Over the weekend, though, more lawmakers from both parties signaled optimism that an agreement could be reached and conceded that it was more necessary than ever to put sacred cows on the table in order to reach a deal.
More Republicans have begun to distance themselves from Norquist, the president of Americans for Tax Reform (ATR) and a man whom senior Democrats, including Obama and Vice President Biden, have characterized as a puppeteer manipulating the Republican Party.
Last week, Sen. Saxby Chambliss (R-Ga.) indicated he will not abide by the anti-tax pledge if compromise is necessary to reach a deal.
The ATR pledge, which has been signed by the majority of Republican lawmakers, including Boehner, commits lawmakers to "oppose any and all efforts to increase the marginal income tax rates for individuals and/or businesses … and oppose any net reduction or elimination of deductions and credits, unless matched dollar for dollar by further reducing tax rates."
According to ATF, only 16 House Republicans and six GOP senators in the incoming Congress have abstained from the pledge. But the pledge will no longer bind a majority of the House in its budget decisions, due to the number of GOP defections and Democratic pickups.
While most Republicans still hold to the principle of the pledge and maintain that raising taxes for any class of Americans would ultimately harm the economic recovery, more lawmakers are now indicating they see room for a deal by raising revenue through eliminating deductions.
That's a big change from last year, when the GOP presidential candidates — including Mitt Romney, who later, as the GOP nominee, reaffirmed his answer — said they would not accept $1 of increased revenue in exchange for $10 in spending cuts.

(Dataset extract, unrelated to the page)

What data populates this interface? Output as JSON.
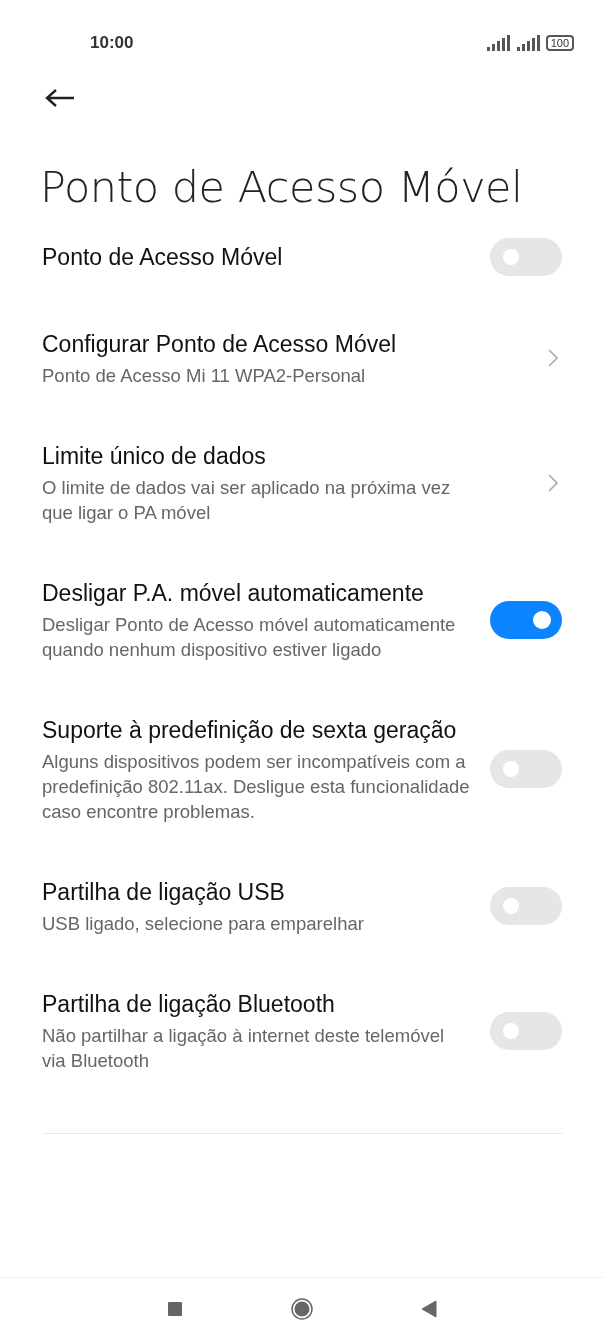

Sen. Carl Levin (D-Mich.) on Sunday hailed Republicans distancing themselves from the Norquist pledge as "key" to making a deal, and suggested that migrating from an "ideologically rigid position" could open the door to a grand compromise.
"When they move away from that pledge, and they must, as by the way all the presidents that I have ever served with, including Reagan, Clinton and the first George Bush, moved away from a position — no additional taxes," he said on NBC's "Meet the Press." "They all added revenues to deficit reduction, a significant amount of revenues."

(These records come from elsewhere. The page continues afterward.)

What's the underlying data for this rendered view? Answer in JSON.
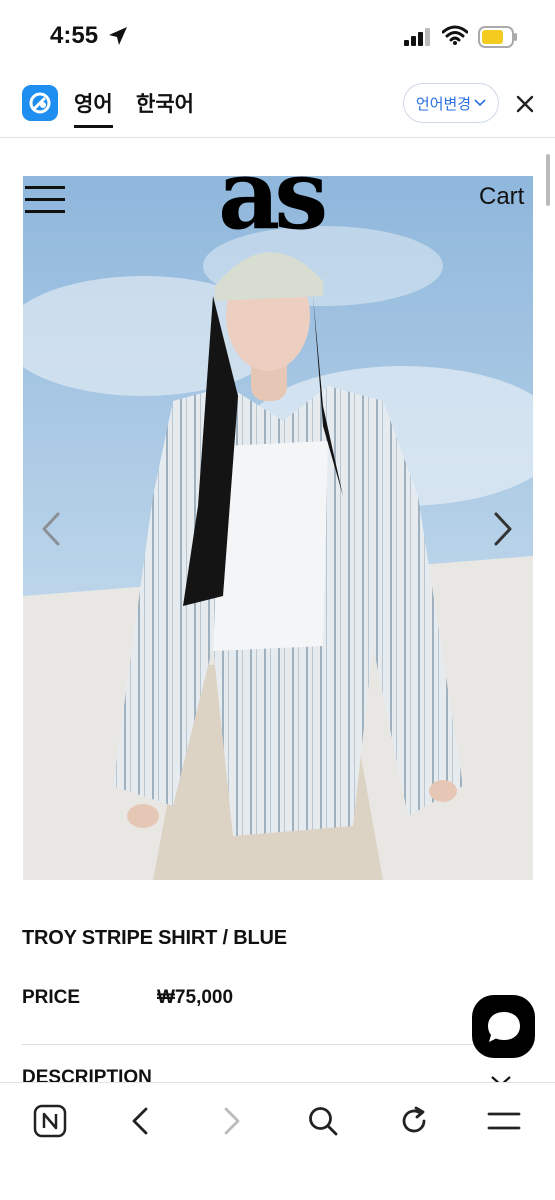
{
  "status": {
    "time": "4:55"
  },
  "translate_bar": {
    "tabs": [
      "영어",
      "한국어"
    ],
    "active_tab": "영어",
    "change_language_label": "언어변경",
    "accent_color": "#1e8ff0"
  },
  "site": {
    "brand": "as",
    "cart_label": "Cart"
  },
  "product": {
    "name": "TROY STRIPE SHIRT / BLUE",
    "price_label": "PRICE",
    "price_value": "₩75,000",
    "description_label": "DESCRIPTION"
  },
  "icons": {
    "status": [
      "location-arrow-icon",
      "signal-icon",
      "wifi-icon",
      "battery-icon"
    ],
    "toolbar": [
      "naver-home-icon",
      "back-icon",
      "forward-icon",
      "search-icon",
      "refresh-icon",
      "menu-icon"
    ]
  }
}
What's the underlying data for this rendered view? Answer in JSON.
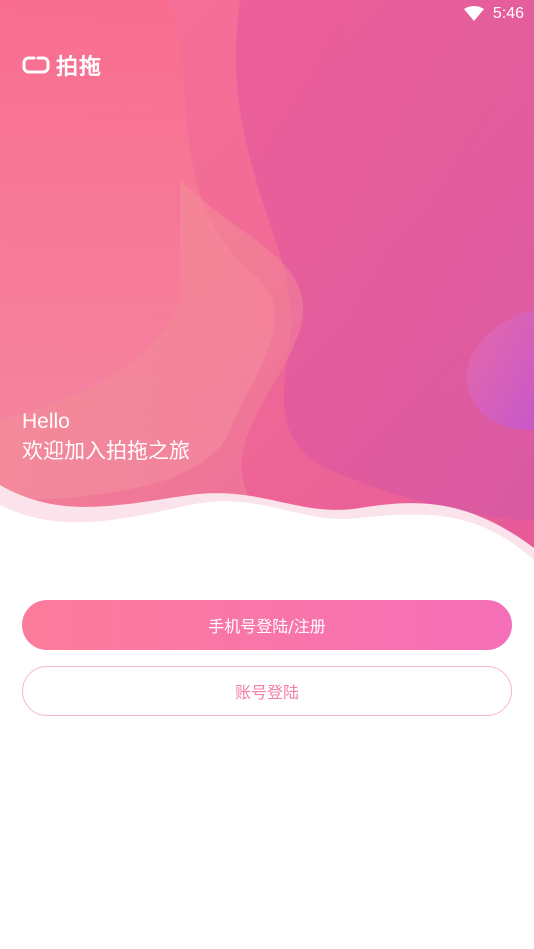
{
  "status_bar": {
    "time": "5:46",
    "wifi_icon": "wifi-icon"
  },
  "app": {
    "logo_icon": "logo-mark-icon",
    "name": "拍拖"
  },
  "greeting": {
    "line1": "Hello",
    "line2": "欢迎加入拍拖之旅"
  },
  "actions": {
    "phone_login_label": "手机号登陆/注册",
    "account_login_label": "账号登陆"
  },
  "colors": {
    "primary_gradient_start": "#fb7c9a",
    "primary_gradient_end": "#f56fb8",
    "secondary_border": "#f9b7c9",
    "secondary_text": "#f57fa6"
  }
}
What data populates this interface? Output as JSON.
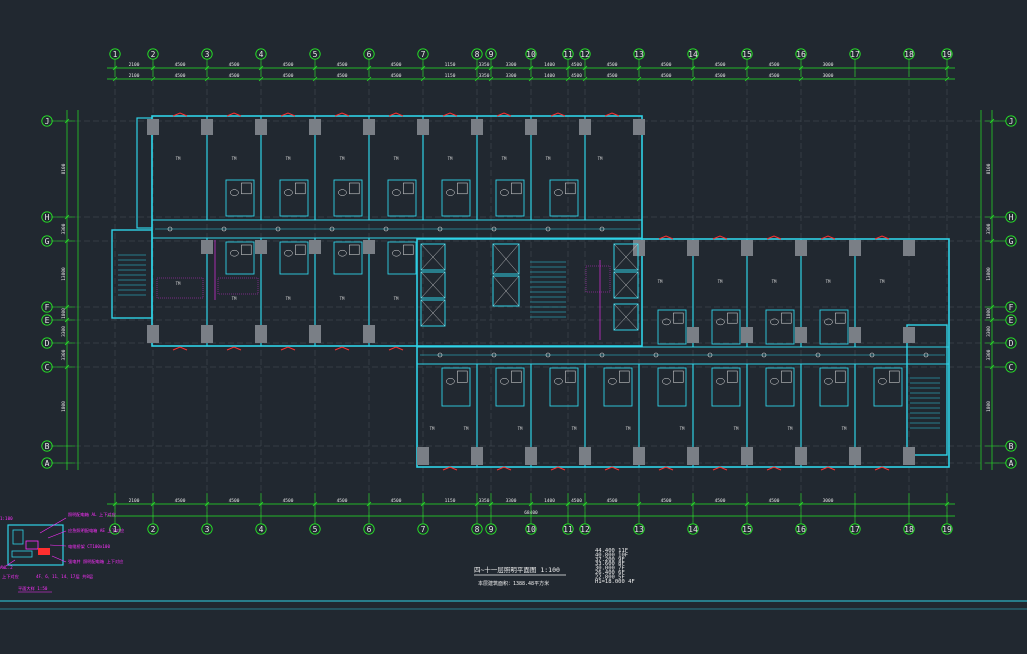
{
  "drawing": {
    "col_axes_top": [
      "1",
      "2",
      "3",
      "4",
      "5",
      "6",
      "7",
      "8",
      "9",
      "10",
      "11",
      "12",
      "13",
      "14",
      "15",
      "16",
      "17",
      "18",
      "19"
    ],
    "col_axes_bottom": [
      "1",
      "2",
      "3",
      "4",
      "5",
      "6",
      "7",
      "8",
      "9",
      "10",
      "11",
      "12",
      "13",
      "14",
      "15",
      "16",
      "17",
      "18",
      "19"
    ],
    "row_axes": [
      "J",
      "H",
      "G",
      "F",
      "E",
      "D",
      "C",
      "B",
      "A"
    ],
    "dims_top": [
      "2100",
      "4500",
      "4500",
      "4500",
      "4500",
      "4500",
      "1150",
      "3350",
      "3300",
      "1400",
      "4500",
      "4500",
      "4500",
      "4500",
      "4500",
      "3000"
    ],
    "dims_bottom": [
      "2100",
      "4500",
      "4500",
      "4500",
      "4500",
      "4500",
      "1150",
      "3350",
      "3300",
      "1400",
      "4500",
      "4500",
      "4500",
      "4500",
      "4500",
      "3000"
    ],
    "overall_dim_bottom": "68400",
    "room_label": "TM",
    "left_dims": [
      "8100",
      "3300",
      "13800",
      "1800",
      "3300",
      "3300",
      "1800"
    ],
    "right_dims": [
      "8100",
      "3300",
      "13800",
      "1800",
      "3300",
      "3300",
      "1800"
    ],
    "title": "四~十一层照明平面图  1:100",
    "subtitle": "本层建筑面积：1388.48平方米",
    "elevations": [
      "44.400  11F",
      "40.800  10F",
      "37.200   9F",
      "33.600   8F",
      "30.000   7F",
      "26.400   6F",
      "22.800   5F",
      "H1=18.000  4F"
    ],
    "legend_text": [
      "照明配电箱AL/4-11层",
      "应急照明配电箱 AL4-11层",
      "走廊照明WL",
      "平时照明灯",
      "应急照明灯",
      "疏散指示",
      "安全出口"
    ],
    "detail_labels": {
      "top_left": "1:100",
      "main": [
        "照明配电箱 AL 上下对应",
        "应急照明配电箱 AE 上下对应",
        "电缆桥架 CT100x100",
        "强电井 照明配电箱 上下对应"
      ],
      "left": [
        "AWL.2",
        "上下对应"
      ],
      "floors": "4F、6、11、14、17层 共8层",
      "scale": "平面大样 1:50"
    }
  }
}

"The election's over," Rep. Pete King (R-N.Y.) acknowledged, speaking of the fiscal cliff on "Meet the Press" Sunday. "We have to show the world we're adults.
"I think everything should be on the table. I myself am opposed to tax increases. The fact is the Speaker and the majority leader and the president are going to be in a room trying to find the best package. I'm not going to prejudge it. I'm just saying we should not be taking ironclad positions," he said.
Sen. John McCain (R-Ariz.), though, said the Democrats would be expected to show the same flexibility in negotiations.
“Obviously, we are going to have to look at entitlement reform,” said McCain on “Fox News Sunday.” “Entitlement reform is the only way we are going to really get the debt and deficit under control. And we've got to take it on.”
Four retiring lawmakers who spoke to CNN's Candy Crowley on Sunday — Sens. Jon Kyl (R-Ariz.), Kay Bailey Hutchison (R-Texas) and Joe Lieberman (I-Conn.) and Rep. Barney Frank (D-Mass.) — shared what Lieberman called a "general hopefulness" about reaching a deal to avoid the fiscal cliff by the time they leave Congress.
"I believe we will come up with a way forward," Hutchison said. "Do I think we'll do everything by the end of this year? Probably not."
But Lieberman cautioned that since the election had done little to solve the status quo that has resulted in widespread congressional gridlock, the deal is not a foregone conclusion.
"It's not a done deal; it's not a certainty," he warned.